Is planning ahead a uniquely human capacity? Researchers have now found that, although apes cannot plan their vacations, they can make short-term plans. Bonobos and orangutans can save tools that help them access food in the future.
To test bonobos' and orangutans' ability to plan ahead, psychologists Nicholas Mulcahy and Josep Call of the Max Planck Institute for Evolutionary Anthropology in Leipzig, Germany, presented the apes with situations in which they had to save a tool in order to be able to access food at a later time.
First, the animals spent five minutes in a room with two suitable and six unsuitable tools for a food apparatus that the apes could see but not touch. Then, the researchers led the animals to a neighboring room, letting them take along any tools they wished, and
left them there for an hour, while an attendant cleared out the remaining tools from the test room. When the apes returned to the test room, the apparatus was accessible, and the apes could get food from it as long as they had the right tool with them.

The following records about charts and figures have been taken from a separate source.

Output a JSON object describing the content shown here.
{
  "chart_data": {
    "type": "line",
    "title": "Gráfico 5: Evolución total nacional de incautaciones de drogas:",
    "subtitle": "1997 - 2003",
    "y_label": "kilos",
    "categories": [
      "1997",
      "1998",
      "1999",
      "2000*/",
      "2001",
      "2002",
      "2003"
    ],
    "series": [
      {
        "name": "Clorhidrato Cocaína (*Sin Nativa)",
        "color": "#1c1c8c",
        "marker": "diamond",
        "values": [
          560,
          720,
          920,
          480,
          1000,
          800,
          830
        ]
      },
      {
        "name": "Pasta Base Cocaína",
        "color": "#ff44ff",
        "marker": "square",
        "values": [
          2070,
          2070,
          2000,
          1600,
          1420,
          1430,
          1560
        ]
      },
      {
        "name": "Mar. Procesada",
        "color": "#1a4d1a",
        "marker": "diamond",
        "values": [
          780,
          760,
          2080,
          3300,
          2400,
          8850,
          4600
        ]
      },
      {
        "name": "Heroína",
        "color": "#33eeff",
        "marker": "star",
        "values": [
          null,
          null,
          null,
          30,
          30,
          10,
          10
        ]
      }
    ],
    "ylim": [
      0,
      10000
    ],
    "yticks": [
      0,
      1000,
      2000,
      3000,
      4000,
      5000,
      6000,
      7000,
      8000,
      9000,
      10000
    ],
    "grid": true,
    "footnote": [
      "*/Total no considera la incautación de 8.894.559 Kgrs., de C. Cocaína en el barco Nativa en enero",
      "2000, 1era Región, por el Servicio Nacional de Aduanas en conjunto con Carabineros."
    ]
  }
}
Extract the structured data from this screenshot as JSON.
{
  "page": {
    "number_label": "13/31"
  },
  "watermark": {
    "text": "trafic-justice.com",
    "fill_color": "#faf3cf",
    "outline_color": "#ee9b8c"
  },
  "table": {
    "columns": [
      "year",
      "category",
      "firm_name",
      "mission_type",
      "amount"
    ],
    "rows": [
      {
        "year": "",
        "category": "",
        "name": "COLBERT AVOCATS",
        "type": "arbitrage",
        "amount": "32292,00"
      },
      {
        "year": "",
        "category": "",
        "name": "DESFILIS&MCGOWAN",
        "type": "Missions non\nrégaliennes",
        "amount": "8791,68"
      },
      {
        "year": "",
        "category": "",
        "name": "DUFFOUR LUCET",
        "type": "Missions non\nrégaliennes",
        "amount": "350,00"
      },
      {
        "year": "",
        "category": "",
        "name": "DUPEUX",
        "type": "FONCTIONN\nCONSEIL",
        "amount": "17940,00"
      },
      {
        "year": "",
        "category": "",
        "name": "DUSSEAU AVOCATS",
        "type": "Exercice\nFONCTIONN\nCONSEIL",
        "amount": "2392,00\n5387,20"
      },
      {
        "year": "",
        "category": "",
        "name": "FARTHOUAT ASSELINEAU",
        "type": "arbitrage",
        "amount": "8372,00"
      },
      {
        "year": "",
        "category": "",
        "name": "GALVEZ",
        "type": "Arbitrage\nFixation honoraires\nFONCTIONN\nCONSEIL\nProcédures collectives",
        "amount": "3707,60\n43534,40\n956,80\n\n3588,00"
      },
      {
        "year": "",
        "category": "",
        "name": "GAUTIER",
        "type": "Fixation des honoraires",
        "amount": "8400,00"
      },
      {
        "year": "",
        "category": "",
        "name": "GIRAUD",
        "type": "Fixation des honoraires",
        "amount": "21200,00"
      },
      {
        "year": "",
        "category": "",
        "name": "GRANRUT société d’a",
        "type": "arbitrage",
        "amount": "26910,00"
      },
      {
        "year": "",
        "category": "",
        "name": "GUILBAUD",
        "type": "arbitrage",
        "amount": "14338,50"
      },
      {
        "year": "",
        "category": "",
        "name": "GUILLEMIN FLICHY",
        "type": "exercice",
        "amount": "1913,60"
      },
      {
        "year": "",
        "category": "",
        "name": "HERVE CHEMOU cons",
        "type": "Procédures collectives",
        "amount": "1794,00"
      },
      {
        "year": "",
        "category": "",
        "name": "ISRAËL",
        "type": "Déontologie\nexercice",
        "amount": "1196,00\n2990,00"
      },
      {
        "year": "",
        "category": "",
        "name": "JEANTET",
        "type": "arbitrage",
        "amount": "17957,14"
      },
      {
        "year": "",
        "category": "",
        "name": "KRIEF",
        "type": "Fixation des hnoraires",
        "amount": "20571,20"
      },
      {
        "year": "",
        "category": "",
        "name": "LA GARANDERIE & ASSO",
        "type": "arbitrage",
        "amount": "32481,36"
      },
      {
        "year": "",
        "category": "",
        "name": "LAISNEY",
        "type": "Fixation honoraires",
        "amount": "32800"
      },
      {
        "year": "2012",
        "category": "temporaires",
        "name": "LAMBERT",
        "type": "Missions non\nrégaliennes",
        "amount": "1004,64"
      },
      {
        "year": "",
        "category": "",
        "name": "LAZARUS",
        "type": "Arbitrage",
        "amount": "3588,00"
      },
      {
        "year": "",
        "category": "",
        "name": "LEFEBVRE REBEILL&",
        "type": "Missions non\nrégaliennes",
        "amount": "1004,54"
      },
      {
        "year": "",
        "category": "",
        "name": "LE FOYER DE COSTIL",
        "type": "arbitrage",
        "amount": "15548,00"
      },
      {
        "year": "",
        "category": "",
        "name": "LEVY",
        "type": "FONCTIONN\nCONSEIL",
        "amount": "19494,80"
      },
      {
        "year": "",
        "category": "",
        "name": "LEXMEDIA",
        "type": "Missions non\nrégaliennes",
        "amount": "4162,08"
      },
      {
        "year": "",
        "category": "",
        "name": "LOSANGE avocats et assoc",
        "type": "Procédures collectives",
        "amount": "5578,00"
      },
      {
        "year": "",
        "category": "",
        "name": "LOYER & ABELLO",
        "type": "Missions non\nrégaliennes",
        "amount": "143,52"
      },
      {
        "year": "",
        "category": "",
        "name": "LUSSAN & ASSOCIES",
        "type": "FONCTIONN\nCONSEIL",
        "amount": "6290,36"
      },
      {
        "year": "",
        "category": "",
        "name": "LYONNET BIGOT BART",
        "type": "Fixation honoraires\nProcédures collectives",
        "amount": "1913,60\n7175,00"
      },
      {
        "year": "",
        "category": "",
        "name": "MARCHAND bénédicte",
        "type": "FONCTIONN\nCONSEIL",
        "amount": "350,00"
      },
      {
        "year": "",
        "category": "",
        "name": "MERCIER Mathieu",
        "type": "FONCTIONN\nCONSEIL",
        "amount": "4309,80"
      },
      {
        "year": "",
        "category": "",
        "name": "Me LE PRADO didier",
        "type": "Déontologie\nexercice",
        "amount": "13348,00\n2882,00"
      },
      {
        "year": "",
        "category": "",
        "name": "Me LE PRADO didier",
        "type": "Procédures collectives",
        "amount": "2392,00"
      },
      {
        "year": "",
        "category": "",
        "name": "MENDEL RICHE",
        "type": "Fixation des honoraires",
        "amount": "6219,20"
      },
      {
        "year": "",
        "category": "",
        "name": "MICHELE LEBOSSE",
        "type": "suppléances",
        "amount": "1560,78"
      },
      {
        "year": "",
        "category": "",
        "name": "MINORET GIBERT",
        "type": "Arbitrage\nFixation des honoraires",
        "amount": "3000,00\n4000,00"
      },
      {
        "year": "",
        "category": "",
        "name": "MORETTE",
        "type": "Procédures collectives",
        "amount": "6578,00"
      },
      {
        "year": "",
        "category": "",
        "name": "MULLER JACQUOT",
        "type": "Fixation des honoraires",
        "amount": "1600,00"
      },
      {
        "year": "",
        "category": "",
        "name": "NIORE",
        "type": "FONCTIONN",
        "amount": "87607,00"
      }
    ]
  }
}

After a few trials, most of the animals started carrying the right tool with them. The researchers got similar results even when the apes were ushered out to a sleeping room and kept there overnight.
Researchers wanted to be certain that the animals were not simply making an association between a tool and the reward. So, they removed the apparatus from the test room, before the animals returned for the second visit, but still rewarded them if they came back with the right tool. The animals started bringing wrong tools more frequently under this condition, thus confirming that their act of saving the tool for later use in the prior experiments had been a form of planning behavior.
This study suggests that we share the capacity to plan with the great apes and that the difference between us and them in this aspect is only quantitative and not qualitative - we are better planners and can plan longer ahead. This also shows that the ability of foresight evolved more than 14 million years ago.
This experiment is interesting because it tells us not only what apes can
do, but also what they can imagine and think about. In order to save a tool, they have to have a mental model or representation of how the food apparatus worked. They didn't just go by trial and error each time - they used their prior experience with the apparatus in order to understand the apparatus so they wouldn't need to trial and error. So, it's not that they simply found themselves each time having to face yet another challenge of getting food from an apparatus, the way one has to face and cope with a novel external situation; they used their prior experience to model part of the external situation in order to better cope with it.
The results are "groundbreaking," says cognitive psychologist Thomas Suddendorf of the University of Queensland in Brisbane, Australia, who notes that the findings provide "a starting point from which we can begin to reconstruct the evolution of the human mind." A major implication of the study, he says, is that "our extraordinary abilities of planning for the future did not evolve entirely de novo."